The Reserve Bank of Australia (RBA) has expressed caution about potential interest rate cuts, noting that May would be an “opportune time” to reassess policy settings.

This statement comes from the minutes of its April meeting, which took place just before US President Donald Trump initiated a series of tariffs that have caused turbulence in global markets. 

The central bank board said that it was still uncertain about when the next rate change would occur, according to the minutes from the 31 March-1 April meeting, which were released in Sydney earlier this week.

The board decided it was best to keep the benchmark rate at 4.1%, following its first rate cut in four years in February, due to the lack of any major data that would change the outlook for Australia's economy, Bloomberg reports.

The RBA’s April meeting took place just before Trump's “Liberation Day” tariffs triggered global shockwaves and significant market turmoil.

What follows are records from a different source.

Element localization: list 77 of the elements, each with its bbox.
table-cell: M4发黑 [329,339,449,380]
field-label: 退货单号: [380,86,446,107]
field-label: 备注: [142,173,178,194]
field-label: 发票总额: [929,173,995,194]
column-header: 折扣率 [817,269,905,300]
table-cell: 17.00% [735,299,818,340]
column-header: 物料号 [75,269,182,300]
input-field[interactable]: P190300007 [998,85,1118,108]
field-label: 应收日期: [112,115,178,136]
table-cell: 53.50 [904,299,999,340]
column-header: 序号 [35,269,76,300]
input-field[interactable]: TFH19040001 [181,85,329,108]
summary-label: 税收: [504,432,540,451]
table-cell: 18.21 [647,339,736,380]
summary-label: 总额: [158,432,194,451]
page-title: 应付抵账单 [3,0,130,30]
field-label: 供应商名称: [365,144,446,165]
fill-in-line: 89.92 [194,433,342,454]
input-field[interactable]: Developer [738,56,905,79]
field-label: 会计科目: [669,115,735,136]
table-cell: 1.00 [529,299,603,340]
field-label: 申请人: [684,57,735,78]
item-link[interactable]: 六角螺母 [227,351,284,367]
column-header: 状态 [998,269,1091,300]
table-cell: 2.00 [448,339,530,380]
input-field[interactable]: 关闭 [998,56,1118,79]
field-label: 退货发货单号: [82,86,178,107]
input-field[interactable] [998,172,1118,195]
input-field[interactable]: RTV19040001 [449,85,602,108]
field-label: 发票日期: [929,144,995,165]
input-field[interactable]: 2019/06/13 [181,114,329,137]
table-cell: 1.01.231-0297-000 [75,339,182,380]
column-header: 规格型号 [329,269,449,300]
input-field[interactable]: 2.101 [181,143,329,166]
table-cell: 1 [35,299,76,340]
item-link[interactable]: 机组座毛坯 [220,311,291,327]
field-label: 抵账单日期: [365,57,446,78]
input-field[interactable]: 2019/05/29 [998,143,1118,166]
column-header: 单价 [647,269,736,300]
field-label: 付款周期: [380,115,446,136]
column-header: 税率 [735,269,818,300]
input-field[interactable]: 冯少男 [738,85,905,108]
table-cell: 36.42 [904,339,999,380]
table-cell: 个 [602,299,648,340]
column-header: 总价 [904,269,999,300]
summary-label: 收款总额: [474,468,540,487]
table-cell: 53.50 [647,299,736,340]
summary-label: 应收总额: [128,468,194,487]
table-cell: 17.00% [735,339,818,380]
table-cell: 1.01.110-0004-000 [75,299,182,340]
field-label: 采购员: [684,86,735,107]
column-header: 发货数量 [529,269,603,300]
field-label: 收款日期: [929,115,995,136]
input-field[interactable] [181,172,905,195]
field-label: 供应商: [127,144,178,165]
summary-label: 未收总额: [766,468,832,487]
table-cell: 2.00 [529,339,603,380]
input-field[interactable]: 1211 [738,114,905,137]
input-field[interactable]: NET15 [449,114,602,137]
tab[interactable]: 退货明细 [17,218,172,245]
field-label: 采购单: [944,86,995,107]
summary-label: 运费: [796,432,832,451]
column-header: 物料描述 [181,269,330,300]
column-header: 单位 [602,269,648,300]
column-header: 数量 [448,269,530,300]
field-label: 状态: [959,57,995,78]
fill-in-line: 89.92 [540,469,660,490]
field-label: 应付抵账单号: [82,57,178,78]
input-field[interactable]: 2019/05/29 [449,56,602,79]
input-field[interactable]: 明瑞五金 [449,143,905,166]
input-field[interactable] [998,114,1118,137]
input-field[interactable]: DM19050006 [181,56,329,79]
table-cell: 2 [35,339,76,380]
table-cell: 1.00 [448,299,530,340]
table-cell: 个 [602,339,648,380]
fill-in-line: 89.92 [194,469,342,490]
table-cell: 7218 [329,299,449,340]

Concerns about the potential impact of the announcement helped explain the cautious tone in the minutes.

That said, the RBA indicated that a rate move could happen as early as next month.

By the 19-20 May meeting, the board will have access to updated data on the labour market, inflation, household spending, a new set of staff forecasts, and “further information about the likely evolution of global trade policies”, according to the minutes.

“Collectively, this information would have a considerable bearing” on the decision, it said.

The bank also concluded that the unexpected decline in employment in February was more likely a statistical anomaly than a shift in labour demand.

Financial market pricing suggests a possibility of a 50-basis-point cut next month, with traders anticipating that the RBA will reduce borrowing costs at least three more times later this year.

The board's discussion on the impact of global tariff policies on Australia highlighted that a key factor would be how the Chinese authorities choose to respond.

“Importantly, the board would need to monitor closely the implications of global developments for Australian inflation,” the minutes showed.

Last week, Governor Michele Bullock urged patience as policymakers work to understand how the new US tariff regime might impact global demand and supply.

Bullock anticipates continued market and economic volatility but stated that Australia's financial system is robust and well-positioned to handle external shocks.

Moreover, the minutes revealed that risks to the global outlook were skewed to the downside. Board members agreed that a substantial rise in tariffs or other trade restrictions could “materially disrupt” global trade, prompting businesses and households to cut back on spending.